第286話 揺り動かされた記憶

「――ん?」


 何かを感じ取ったアイトは、突然立ち止まり後ろを振り返った。

 しかし、後ろには何もない。


「急に立ち止まらないでください。一体どうしたんですか?」

「いや、誰かに呼ばれたような気がして……」

「こんなところで誰がアイトさんを呼ぶんですか。気のせいですよ。ほら、早く行きましょう。レンさんがどんどん進んでしまいますから」

「……最近、イバラちゃんが辛辣すぎる……」


 アイトは、イバラの冷たい扱いに肩を落とし項垂れる。

 そんなアイトを無視し、イバラは一人で勝手に進んでいく煉の下へ向かった。

 あながちアイトが感じ取ったものは間違いではなかったのだが、誰も気づくことはなかった。

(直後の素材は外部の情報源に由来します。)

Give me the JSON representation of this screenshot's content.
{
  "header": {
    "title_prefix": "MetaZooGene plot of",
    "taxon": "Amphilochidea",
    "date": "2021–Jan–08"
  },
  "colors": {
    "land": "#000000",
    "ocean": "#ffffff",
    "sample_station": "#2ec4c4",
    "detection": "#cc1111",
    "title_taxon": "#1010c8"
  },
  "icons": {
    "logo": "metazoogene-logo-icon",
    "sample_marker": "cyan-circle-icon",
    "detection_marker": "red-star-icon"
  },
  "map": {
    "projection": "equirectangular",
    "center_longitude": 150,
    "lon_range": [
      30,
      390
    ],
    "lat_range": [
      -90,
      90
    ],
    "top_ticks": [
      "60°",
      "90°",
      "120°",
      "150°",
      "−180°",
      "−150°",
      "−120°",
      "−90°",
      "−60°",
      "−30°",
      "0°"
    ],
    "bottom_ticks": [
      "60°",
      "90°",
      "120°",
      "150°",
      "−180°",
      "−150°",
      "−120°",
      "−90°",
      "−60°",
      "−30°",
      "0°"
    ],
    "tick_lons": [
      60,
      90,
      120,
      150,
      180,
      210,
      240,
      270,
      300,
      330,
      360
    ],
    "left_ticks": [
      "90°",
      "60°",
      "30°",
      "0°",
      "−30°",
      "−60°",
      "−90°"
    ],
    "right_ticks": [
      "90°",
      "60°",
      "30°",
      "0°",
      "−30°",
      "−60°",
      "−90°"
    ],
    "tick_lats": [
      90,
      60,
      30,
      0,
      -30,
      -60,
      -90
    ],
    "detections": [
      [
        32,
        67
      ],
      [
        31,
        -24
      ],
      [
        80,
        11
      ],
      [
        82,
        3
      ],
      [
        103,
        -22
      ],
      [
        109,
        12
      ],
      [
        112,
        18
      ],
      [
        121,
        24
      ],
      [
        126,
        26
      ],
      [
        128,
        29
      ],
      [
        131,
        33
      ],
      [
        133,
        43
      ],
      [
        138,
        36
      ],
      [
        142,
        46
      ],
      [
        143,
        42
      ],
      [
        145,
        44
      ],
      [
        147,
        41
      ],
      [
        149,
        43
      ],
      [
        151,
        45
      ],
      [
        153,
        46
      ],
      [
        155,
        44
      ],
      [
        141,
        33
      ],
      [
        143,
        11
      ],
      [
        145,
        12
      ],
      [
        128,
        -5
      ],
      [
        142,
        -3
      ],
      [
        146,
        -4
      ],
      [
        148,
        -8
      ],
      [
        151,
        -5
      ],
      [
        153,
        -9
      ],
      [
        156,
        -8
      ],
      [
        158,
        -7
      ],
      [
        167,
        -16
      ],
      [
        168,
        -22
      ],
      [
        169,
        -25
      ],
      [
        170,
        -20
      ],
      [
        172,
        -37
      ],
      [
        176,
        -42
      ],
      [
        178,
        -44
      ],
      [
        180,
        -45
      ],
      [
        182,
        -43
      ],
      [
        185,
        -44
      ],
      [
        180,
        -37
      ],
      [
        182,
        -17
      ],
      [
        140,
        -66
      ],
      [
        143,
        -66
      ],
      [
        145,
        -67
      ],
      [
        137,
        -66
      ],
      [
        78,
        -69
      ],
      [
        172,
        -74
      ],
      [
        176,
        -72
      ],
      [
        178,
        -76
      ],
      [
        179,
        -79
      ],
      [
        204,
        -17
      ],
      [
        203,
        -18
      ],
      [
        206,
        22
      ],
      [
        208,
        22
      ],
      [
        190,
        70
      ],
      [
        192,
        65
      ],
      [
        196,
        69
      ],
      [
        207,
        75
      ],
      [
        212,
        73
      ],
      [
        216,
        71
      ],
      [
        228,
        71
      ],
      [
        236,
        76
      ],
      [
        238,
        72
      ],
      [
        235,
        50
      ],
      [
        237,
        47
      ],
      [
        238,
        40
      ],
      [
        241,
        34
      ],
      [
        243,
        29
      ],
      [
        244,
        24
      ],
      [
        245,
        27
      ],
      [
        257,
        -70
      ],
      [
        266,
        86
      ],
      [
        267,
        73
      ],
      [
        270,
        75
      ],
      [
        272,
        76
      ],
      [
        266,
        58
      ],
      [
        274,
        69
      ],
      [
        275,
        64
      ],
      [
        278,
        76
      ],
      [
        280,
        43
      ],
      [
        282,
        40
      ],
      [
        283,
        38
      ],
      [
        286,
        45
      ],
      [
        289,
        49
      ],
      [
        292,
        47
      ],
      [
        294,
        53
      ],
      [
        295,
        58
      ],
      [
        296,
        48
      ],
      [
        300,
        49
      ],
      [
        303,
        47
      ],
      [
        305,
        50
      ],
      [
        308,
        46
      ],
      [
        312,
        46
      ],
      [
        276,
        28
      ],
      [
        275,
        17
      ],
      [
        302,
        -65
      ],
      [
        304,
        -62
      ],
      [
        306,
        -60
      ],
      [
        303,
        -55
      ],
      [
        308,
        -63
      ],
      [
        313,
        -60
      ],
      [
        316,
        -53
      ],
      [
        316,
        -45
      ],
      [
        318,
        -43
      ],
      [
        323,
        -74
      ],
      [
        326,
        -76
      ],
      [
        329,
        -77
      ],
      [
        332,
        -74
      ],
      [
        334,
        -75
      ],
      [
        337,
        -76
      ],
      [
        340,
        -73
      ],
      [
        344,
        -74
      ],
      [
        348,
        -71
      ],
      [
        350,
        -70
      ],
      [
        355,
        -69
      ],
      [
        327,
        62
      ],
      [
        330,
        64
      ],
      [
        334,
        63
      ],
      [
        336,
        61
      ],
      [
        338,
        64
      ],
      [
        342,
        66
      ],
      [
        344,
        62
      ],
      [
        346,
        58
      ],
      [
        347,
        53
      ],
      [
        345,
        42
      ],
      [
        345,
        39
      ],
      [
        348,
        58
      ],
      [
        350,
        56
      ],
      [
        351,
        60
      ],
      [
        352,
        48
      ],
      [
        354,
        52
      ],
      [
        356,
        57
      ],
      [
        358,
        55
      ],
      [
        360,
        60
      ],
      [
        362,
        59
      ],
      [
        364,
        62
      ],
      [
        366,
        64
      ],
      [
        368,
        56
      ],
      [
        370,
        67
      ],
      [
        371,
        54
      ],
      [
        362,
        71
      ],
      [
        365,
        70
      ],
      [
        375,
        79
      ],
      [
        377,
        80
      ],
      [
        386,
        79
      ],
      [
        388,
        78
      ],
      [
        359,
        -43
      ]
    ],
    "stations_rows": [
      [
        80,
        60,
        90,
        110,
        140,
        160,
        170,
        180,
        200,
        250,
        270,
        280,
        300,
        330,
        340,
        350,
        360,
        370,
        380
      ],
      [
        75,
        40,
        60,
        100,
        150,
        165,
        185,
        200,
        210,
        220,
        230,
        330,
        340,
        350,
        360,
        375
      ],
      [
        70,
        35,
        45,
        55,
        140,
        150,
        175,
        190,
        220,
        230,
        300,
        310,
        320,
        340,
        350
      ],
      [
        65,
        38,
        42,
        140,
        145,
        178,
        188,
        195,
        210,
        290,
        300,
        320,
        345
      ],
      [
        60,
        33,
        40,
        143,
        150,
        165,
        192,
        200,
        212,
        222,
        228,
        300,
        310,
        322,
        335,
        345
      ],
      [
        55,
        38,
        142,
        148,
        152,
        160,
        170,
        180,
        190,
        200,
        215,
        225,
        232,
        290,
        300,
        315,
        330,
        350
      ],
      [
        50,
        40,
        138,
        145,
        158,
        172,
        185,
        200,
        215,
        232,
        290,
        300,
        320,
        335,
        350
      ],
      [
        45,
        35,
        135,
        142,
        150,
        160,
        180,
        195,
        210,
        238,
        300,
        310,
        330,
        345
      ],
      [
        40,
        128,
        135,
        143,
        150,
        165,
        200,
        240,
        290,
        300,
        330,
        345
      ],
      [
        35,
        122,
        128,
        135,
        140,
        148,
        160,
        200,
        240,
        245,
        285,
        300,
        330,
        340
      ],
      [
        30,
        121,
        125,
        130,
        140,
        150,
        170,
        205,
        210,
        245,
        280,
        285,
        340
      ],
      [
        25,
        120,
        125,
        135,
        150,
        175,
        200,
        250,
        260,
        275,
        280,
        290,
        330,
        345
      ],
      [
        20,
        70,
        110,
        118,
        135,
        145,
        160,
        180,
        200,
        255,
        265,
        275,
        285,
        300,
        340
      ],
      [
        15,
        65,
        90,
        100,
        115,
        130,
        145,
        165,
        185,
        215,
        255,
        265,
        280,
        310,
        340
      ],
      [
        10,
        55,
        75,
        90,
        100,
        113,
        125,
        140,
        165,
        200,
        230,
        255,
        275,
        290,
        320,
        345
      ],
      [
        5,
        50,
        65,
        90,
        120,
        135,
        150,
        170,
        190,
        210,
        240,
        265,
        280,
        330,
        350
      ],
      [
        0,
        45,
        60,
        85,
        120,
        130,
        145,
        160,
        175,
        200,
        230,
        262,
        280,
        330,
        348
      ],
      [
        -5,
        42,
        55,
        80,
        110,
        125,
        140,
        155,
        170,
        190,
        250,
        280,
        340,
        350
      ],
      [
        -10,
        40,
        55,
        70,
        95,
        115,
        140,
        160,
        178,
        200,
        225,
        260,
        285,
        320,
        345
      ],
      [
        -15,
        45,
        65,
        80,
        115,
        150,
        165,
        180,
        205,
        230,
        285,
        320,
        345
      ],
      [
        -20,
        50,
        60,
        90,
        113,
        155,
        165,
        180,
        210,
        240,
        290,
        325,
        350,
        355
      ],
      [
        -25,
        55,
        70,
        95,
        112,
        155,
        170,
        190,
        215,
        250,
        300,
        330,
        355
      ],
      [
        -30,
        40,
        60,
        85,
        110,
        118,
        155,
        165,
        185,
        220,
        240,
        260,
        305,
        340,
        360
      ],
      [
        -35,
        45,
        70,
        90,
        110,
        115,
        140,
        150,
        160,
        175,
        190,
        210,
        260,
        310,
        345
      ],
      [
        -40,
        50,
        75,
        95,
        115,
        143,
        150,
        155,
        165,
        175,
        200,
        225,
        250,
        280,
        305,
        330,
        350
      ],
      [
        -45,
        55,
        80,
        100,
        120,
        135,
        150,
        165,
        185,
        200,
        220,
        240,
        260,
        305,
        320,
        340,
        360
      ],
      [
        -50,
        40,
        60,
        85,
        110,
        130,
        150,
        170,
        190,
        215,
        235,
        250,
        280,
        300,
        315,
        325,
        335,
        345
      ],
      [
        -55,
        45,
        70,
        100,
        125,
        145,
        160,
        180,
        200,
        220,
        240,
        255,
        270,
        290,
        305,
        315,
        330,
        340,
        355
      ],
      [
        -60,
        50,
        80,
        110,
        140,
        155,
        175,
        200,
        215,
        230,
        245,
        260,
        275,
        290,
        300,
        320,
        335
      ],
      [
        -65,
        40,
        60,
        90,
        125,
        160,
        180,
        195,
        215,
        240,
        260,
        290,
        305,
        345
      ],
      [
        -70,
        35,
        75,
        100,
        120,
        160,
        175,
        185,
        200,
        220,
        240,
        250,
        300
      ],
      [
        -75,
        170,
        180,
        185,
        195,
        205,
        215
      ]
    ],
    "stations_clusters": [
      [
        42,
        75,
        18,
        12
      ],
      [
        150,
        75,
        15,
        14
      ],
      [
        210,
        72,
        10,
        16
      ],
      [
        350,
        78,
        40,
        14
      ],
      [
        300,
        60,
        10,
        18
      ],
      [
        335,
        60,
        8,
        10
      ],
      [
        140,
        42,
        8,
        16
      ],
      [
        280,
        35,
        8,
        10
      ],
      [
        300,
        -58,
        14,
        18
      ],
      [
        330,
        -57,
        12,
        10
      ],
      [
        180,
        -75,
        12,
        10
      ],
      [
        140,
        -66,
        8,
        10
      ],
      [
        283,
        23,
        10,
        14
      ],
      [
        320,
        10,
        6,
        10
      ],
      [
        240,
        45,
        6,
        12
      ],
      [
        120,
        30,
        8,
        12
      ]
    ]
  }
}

「それにしても、どこに繋がってんだここは。一向に景色は変わらないが」

「森の時もそうでしたけど、何か手がかりを見つけないと永遠に彷徨う迷路のような場所ですからね。死界というものは」

「手がかりって言っていいのかわからないけど、そこに浮いているよ」


 ふいに煉が宙を指さす。

 煉の指さした場所には、小さな目玉のようなものが浮いていた。


「うわっ! なんだよこれ」

「目玉……以外には見えないですね。これの何が手掛かりなのでしょうか?」

「妖怪にこういうのいた気がする。目玉だから、俺たちの監視でもしてるんじゃないか」

「誰かが俺たちを見張ってるって言うのか? 何のために?」

「それは知らないけど。どうせなら、案内とかしてくれないかと思って」

「そうしてくれると助かりますねぇ……どこに行くか分からないですけど」


 イバラの言葉に二人は頷き、じっと宙に浮かぶ目玉を見続けた。

 それぞれの視線が交錯し、何とも言えない空気が流れる。

 奇妙なことに最初に目を逸らしたのは目玉だった。


「……なんか、恥ずかしそうに目を逸らしたな」

「感情があるのですかね。若干赤くなってる気がします」

「お、どっか行こうとしてるな」


 目玉は煉たちの監視を忘れ、ひとりでに飛んで行ってしまった。

 その後を追い、煉たちは細い通路を進んでいく。



 ◇◇◇



「……百目の奴め。何をしておるんだ」


 ラミエルが呆れたように呟く。

 しかし、そんな声も気にならない程、ガブリエルの様子がおかしい。

 映像を見た瞬間、何かを呟いたかと思うと、途端に顔色が悪くなった。


「ガブリエル、どうかしたのですか?」

「な、何でもないわ。ちょっと、不思議な経験をしただけ。どうしてかしら……知らないのに、彼を見ると胸が苦しくなって……」


 それはいつか私も経験した記憶がある。

 世界中の知識が集まるといわれる都市。そこで初めて彼と相対した時に感じたものだ。

 私は彼を知らないのに、なぜか無性に胸が苦しく締め付けられるような痛みを感じた。

 未だ、その苦しさの答えを得られずにいる。

 ガブリエルの気持ちはわかるが、私にはどうすることもできない。


「ふむ。それは、あの男がガブリエルの記憶と関わりのある人物なのではないか?」

「私の、記憶……?」

「天使になる前の、な。お前が人間であった時の記憶だ。神によって封印されてはいるが、その記憶が強く訴えているのだろう。よっぽど大事な男だったようだな」


 天使になる前、人間としての記憶の中で、ガブリエルはあの金髪の男性と知り合っていたということ。それも、もしかするとかなり深い関係にあるのかもしれない。

 だからこそ、封印されているにも関わらず記憶が揺り動かされ、自分の心を締め上げているのだろう。

 それが正しいのなら、私にとって彼は……。